What does it mean that Jesus is the firstborn of creation?
by Matt Slick
The phrase "firstborn of all creation" is not dealing with time, but status and position. It does not mean that Jesus is the first created thing. It means that Jesus is the one who is preeminent, the most important. We can see this here in Colossians.
- "He is the image of the invisible God, the firstborn of all creation. 16 For by Him all things were created, both in the heavens and on earth, visible and invisible, whether thrones or dominions or rulers or authorities—all things have been created through Him and for Him. 17 He is before all things, and in Him all things hold together," (Colossians 1:15-17).
As you can see, Jesus cannot be the first created thing because the Bible says in verse 16 that he created all things. Of course, God is not created so when it is referring to all things being created by Jesus we must conclude that he is divine, God in flesh. Naturally, this would mean that he is the preeminent one.
Firstborn, πρωτότοκος, prototokos
The word "firstborn" is used in different contexts. Please consider the following chart which lists all of the occurrences of the word in the Greek New Testament.
|Luke 2:7||And she gave birth to her firstborn son; and she wrapped Him in cloths, and laid Him in a manger, because there was no room for them in the inn.||Literal Birth|
|Luke 2:23||(as it is written in the Law of the Lord, “EVERY firstborn MALE THAT OPENS THE WOMB SHALL BE CALLED HOLY TO THE LORD”),||Literal Birth|
|Romans 8:29||For those whom He foreknew, He also predestined to become conformed to the image of His Son, so that He would be the firstborn among many brethren;||Preeminent|
|Colossians 1:15||He is the image of the invisible God, the firstborn of all creation.||Preeminent|
|Colossians 1:18||He is also head of the body, the church; and He is the beginning, the firstborn from the dead, so that He Himself will come to have first place in everything.||First Resurrected|
|Hebrews 1:6||And when He again brings the firstborn into the world, He says, “AND LET ALL THE ANGELS OF GOD WORSHIP HIM.”||Preeminent and worshipped|
|Hebrews 11:28||By faith he kept the Passover and the sprinkling of the blood, so that he who destroyed the firstborn would not touch them.||Literal Birth|
|Hebrews 12:23||to the general assembly and church of the firstborn who are enrolled in heaven, and to God, the Judge of all, and to the spirits of the righteous made perfect,||Belonging to God|
|Revelation 1:5||and from Jesus Christ, the faithful witness, the firstborn of the dead, and the ruler of the kings of the earth. To Him who loves us and released us from our sins by His blood—||First Resurrected|
As you can see, context determines meaning and we cannot say that firstborn always means first created; that is, as would be understood in the context of literal birth.
Firstborn is transferrable
The term firstborn is a title of preeminence that is also transferable. Please consider the following...
- I have found David My servant. With My holy oil I have anointed him, 21 with whom My hand will be established. My arm also will strengthen him. 22 The enemy will not deceive him, nor the son of wickedness afflict him. 23 But I shall crush his adversaries before him, and strike those who hate him. 24 My faithfulness and My lovingkindness will be with him, and in My name his horn will be exalted. 25 I shall also set his hand on the sea and his right hand on the rivers. 26 He will cry to Me, "You are my Father, My God, and the rock of my salvation." 27 I also shall make him My firstborn, the highest of the kings of the earth, (Psalm 89:20-27).

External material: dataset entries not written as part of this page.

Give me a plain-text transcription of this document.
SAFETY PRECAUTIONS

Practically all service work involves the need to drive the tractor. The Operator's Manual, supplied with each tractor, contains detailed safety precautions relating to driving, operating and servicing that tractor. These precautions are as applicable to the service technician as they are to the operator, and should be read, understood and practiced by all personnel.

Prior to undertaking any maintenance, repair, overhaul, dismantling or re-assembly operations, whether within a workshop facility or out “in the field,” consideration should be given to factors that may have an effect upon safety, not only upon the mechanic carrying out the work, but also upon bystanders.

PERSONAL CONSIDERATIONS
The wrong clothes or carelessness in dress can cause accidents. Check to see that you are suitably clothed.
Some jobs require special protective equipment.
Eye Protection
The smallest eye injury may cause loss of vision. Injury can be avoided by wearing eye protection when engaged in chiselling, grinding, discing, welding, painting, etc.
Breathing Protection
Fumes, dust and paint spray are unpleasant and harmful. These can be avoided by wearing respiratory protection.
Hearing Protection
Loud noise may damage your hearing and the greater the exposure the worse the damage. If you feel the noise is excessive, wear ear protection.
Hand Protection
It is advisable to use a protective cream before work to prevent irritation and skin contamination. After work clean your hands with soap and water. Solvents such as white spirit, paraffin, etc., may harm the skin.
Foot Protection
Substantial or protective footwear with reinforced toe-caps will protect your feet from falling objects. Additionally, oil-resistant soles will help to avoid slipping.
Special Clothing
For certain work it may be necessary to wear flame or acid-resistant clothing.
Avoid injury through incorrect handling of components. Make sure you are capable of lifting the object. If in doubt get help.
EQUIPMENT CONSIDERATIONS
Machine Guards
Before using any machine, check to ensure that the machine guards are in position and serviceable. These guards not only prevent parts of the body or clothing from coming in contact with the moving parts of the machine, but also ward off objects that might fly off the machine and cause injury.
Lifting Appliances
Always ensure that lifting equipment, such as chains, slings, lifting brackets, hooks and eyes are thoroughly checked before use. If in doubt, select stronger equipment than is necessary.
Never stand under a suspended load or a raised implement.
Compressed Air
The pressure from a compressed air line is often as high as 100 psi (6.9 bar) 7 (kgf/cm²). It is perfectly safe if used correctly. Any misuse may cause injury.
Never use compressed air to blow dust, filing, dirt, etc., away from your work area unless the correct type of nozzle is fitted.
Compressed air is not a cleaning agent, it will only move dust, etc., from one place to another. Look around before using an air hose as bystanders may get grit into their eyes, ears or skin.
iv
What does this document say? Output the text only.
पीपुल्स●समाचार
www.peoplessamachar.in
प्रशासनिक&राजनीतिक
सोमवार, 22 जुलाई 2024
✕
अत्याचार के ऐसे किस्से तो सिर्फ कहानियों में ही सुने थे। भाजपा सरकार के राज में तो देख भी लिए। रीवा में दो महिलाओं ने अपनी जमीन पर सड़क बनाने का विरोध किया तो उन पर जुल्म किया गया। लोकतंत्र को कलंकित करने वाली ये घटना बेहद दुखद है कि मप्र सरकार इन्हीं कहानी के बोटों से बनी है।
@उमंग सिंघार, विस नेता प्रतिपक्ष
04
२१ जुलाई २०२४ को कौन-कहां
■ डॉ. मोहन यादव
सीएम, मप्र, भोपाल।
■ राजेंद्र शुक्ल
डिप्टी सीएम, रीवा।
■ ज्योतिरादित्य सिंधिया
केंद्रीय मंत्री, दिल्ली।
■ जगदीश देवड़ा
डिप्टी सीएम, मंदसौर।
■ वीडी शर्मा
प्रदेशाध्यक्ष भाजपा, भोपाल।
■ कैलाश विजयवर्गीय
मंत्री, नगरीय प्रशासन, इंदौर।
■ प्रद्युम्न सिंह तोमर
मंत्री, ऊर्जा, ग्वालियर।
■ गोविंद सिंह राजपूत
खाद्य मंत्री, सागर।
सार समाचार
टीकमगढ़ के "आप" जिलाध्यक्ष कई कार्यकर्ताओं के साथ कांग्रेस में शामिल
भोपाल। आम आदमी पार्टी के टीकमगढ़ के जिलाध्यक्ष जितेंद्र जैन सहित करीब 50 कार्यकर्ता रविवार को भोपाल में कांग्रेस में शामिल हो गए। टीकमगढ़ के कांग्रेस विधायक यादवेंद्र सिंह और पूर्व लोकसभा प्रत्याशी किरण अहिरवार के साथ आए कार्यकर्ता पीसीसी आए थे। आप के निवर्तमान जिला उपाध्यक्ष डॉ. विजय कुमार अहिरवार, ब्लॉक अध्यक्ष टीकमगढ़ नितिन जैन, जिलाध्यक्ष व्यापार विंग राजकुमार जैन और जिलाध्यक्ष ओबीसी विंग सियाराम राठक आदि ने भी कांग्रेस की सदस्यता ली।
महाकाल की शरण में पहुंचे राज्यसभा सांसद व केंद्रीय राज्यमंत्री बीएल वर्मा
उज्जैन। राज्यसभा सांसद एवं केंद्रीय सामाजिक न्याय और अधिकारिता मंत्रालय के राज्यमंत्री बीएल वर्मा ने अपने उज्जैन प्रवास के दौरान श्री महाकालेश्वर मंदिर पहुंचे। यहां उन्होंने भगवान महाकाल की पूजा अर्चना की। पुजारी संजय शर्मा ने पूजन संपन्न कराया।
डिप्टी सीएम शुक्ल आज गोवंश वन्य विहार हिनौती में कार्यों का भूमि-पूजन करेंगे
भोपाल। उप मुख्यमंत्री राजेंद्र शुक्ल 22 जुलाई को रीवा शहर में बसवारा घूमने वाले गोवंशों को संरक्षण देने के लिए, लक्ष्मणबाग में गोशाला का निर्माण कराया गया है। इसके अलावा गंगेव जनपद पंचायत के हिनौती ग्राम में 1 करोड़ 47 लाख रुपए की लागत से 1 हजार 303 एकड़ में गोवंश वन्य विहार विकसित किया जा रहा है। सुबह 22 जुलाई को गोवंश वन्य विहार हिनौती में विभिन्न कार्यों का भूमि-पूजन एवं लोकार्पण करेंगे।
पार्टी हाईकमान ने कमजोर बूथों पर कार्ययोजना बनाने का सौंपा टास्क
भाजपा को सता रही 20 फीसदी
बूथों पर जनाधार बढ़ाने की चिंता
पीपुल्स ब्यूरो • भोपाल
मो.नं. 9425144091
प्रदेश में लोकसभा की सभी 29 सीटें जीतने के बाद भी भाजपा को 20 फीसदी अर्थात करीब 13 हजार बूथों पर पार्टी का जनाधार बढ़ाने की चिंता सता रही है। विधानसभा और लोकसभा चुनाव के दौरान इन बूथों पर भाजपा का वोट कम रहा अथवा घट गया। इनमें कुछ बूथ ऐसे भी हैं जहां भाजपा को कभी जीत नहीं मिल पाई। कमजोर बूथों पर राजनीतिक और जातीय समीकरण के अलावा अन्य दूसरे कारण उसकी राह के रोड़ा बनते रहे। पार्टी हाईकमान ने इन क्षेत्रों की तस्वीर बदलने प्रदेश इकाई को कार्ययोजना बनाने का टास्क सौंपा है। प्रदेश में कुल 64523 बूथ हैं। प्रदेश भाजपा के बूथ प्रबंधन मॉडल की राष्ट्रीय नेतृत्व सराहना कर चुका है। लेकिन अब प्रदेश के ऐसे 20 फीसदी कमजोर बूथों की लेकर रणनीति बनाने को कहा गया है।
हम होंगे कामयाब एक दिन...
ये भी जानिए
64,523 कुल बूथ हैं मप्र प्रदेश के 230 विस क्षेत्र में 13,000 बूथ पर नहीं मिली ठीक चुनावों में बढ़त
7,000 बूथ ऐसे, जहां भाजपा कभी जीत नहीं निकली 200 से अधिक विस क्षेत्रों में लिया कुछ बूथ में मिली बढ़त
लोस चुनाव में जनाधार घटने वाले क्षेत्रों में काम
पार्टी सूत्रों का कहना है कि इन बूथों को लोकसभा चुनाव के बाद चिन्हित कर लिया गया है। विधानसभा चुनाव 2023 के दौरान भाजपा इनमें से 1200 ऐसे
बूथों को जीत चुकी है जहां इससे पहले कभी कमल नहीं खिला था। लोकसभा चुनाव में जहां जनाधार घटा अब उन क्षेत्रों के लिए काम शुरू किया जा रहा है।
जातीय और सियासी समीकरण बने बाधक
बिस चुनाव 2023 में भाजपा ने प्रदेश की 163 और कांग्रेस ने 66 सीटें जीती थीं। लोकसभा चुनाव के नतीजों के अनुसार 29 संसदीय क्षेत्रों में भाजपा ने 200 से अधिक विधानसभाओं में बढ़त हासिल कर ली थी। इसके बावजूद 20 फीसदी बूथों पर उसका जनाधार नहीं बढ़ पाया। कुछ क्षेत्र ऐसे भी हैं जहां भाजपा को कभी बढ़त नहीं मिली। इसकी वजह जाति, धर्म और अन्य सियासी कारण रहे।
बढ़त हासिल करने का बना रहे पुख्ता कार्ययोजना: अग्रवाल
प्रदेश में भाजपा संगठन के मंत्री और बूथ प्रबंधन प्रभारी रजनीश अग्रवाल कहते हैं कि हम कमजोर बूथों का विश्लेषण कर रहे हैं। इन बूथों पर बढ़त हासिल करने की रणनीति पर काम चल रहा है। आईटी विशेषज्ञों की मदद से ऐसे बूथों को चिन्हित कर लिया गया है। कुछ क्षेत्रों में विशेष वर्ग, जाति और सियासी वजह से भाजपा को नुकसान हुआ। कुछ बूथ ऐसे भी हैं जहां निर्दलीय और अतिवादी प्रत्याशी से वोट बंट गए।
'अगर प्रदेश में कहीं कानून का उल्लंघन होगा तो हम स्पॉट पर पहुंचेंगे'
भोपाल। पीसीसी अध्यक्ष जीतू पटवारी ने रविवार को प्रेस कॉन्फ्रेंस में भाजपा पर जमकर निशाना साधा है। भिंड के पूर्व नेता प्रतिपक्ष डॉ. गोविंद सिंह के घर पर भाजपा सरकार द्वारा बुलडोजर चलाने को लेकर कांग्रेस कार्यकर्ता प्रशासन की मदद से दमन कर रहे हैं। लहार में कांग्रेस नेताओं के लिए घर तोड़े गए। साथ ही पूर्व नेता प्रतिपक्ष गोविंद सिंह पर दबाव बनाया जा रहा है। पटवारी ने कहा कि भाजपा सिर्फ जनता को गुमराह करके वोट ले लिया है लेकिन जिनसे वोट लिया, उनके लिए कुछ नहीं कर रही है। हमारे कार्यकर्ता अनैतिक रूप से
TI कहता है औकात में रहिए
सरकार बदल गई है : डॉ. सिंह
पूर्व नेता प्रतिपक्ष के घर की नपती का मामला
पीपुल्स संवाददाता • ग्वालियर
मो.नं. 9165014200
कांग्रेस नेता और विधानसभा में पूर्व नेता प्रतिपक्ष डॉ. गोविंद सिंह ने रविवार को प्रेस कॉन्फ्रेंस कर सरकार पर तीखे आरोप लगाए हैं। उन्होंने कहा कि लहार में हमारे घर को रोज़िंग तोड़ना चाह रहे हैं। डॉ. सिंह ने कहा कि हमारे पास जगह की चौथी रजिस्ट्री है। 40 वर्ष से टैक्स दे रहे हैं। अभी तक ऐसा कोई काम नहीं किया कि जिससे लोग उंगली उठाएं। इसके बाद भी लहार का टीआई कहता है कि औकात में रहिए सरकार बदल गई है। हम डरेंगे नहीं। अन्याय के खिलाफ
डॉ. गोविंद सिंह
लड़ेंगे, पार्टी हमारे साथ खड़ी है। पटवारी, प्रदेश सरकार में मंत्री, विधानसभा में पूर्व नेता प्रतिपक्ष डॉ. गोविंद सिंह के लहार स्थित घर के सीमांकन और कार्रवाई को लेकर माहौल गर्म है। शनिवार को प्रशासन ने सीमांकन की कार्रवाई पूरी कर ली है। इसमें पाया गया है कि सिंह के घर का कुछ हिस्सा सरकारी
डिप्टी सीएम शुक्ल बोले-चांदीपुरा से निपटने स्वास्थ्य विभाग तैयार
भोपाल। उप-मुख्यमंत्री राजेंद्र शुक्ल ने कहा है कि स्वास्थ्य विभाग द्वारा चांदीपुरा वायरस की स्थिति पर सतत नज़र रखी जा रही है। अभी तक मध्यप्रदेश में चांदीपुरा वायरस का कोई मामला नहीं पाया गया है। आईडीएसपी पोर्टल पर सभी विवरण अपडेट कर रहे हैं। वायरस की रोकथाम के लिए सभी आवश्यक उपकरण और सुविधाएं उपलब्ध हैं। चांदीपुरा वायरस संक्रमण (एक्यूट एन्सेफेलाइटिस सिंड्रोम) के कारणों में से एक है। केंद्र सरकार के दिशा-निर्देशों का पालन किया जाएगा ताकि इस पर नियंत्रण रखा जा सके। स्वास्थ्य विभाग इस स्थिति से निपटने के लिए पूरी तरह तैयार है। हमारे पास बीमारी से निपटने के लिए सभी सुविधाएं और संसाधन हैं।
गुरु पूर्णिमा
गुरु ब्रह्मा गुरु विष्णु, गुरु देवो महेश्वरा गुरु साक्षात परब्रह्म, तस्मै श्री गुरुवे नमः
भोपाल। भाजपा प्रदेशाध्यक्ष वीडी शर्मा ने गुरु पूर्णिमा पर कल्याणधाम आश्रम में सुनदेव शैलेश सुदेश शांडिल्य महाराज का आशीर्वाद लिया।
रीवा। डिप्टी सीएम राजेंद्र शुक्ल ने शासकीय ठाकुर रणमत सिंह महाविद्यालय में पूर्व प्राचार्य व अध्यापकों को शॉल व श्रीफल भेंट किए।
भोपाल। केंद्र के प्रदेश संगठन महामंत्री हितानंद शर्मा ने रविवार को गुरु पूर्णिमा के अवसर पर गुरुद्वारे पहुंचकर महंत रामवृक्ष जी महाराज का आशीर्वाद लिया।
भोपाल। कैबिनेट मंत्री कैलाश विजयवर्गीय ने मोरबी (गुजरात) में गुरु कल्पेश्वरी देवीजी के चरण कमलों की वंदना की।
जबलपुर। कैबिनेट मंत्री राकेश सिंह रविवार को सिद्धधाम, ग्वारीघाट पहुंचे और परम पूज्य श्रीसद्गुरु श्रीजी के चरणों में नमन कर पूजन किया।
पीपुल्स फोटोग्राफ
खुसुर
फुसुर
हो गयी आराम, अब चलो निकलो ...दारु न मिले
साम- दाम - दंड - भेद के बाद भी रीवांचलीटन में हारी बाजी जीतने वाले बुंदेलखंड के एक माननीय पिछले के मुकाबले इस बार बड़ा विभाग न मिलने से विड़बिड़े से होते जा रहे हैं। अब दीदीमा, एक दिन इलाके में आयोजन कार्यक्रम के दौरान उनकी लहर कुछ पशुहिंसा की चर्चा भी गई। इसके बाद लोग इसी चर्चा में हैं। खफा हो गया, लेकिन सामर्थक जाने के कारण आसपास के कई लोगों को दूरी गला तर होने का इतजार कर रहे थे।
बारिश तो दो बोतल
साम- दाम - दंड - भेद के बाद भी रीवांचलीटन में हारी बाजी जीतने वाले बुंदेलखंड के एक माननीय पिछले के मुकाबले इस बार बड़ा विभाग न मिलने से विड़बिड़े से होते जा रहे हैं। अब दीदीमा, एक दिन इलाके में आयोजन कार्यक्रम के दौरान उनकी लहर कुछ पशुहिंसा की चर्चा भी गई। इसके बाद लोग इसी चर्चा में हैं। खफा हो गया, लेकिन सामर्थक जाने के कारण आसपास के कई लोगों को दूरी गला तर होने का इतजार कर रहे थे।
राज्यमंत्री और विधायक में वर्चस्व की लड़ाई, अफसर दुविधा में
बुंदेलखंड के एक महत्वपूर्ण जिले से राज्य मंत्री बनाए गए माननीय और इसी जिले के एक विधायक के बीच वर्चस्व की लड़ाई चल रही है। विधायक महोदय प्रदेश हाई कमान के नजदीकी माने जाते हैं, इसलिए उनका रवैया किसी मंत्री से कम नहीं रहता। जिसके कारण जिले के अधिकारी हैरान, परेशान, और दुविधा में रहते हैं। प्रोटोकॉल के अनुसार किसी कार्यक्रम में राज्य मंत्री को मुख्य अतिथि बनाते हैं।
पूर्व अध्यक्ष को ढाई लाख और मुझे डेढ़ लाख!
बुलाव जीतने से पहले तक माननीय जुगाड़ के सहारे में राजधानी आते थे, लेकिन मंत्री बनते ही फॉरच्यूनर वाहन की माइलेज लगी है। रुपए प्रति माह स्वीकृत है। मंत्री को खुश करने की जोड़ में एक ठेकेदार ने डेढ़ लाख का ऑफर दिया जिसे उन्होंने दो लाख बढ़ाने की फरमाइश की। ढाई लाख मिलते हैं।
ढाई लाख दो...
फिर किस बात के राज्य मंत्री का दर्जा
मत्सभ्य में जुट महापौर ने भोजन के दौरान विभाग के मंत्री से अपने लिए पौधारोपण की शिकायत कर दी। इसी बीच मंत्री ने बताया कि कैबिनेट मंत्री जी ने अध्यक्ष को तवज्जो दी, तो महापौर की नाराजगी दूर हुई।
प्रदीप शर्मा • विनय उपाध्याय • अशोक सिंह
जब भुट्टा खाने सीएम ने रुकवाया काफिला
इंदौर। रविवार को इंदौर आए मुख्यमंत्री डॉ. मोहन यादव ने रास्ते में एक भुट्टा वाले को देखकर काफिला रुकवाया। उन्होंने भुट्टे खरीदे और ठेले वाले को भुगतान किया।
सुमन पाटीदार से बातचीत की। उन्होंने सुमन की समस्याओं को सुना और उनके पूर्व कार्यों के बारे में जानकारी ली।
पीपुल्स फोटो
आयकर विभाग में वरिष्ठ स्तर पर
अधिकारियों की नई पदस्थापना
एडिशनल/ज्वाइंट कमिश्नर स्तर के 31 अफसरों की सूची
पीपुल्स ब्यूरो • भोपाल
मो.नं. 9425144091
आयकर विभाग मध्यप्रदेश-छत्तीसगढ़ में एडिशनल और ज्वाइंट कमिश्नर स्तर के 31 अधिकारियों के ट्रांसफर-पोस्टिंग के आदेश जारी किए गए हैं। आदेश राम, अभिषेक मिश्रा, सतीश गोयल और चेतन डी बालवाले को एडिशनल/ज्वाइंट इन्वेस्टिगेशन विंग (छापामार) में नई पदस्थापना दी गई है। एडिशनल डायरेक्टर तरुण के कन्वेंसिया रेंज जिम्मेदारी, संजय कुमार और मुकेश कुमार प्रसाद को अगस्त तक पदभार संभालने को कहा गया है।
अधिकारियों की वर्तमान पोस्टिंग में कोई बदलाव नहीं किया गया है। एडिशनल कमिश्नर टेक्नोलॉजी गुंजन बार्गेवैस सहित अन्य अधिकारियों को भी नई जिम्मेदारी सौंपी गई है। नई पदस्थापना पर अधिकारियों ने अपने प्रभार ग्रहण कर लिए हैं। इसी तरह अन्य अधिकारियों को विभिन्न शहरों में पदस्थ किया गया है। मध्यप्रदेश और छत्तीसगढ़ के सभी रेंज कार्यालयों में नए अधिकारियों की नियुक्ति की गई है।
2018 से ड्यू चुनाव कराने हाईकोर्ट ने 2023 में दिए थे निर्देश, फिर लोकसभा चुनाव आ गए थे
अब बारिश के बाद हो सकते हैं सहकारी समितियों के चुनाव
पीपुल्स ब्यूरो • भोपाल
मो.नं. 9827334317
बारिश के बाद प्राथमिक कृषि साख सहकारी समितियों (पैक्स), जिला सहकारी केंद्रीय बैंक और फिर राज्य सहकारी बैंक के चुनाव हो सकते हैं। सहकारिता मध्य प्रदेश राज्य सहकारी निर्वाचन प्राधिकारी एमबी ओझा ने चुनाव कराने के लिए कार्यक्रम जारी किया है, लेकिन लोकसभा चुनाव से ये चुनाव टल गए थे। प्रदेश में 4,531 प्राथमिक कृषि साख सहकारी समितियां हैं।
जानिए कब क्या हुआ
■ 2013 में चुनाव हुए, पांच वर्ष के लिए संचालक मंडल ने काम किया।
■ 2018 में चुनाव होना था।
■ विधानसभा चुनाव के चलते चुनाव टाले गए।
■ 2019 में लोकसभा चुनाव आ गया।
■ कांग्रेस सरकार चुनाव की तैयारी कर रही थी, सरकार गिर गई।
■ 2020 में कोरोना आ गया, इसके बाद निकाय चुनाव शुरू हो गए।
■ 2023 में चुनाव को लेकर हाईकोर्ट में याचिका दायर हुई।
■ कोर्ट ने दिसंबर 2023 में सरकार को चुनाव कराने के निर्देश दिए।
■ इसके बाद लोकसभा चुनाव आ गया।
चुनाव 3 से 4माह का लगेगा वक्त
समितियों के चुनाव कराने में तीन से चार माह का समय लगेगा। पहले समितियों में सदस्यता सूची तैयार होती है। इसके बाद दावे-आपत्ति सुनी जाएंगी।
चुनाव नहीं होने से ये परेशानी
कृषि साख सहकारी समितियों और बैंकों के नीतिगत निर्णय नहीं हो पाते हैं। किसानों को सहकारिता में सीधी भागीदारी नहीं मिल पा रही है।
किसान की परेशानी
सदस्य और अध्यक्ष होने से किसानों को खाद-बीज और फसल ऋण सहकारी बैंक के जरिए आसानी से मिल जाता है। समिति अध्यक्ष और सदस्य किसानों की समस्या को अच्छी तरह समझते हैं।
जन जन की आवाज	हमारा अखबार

David was not the firstborn of his family. In fact, he was the last one born. We can see in this section of Scripture that David is called the firstborn, "the highest of the kings of the earth." It's clearly a title of preeminence.
- "And Joseph called the name of the first-born Manasseh: For, said he, God hath made me forget all my toil, and all my father's house. And the name of the second called he Ephraim: For God hath made me fruitful in the land of my affliction," (Genesis 41:51-52)
- Jer. 31:9, " . . . for I am a father to Israel, and Ephraim is My firstborn," (Jeremiah 31:9).
We can see that the firstborn title was transferred from Manasseh to Ephraim. Clearly, the term "firstborn" does not necessitate the first one created or the first one born. Context always determines meaning, and when the Bible says Jesus is the firstborn of all creation it is talking about his preeminence, his position of authority and superiority over it. Again, we know this is the case because the very next verse in Colossians, v. 16, says that he is the creator of all things. Furthermore, when we combine this with a verse in Isaiah we have something most interesting.
- "Thus says the LORD, your Redeemer, and the one who formed you from the womb, 'I, the LORD, am the maker of all things, Stretching out the heavens by Myself And spreading out the earth all alone,'" (Isaiah 44:24).
Since the LORD (YHWH) is the one who formed all things by himself, alone, and we see that Jesus is also the creator of all things, then we must conclude that Jesus is God in flesh, creator of all things. He is the firstborn of all creation. He is not the first created thing.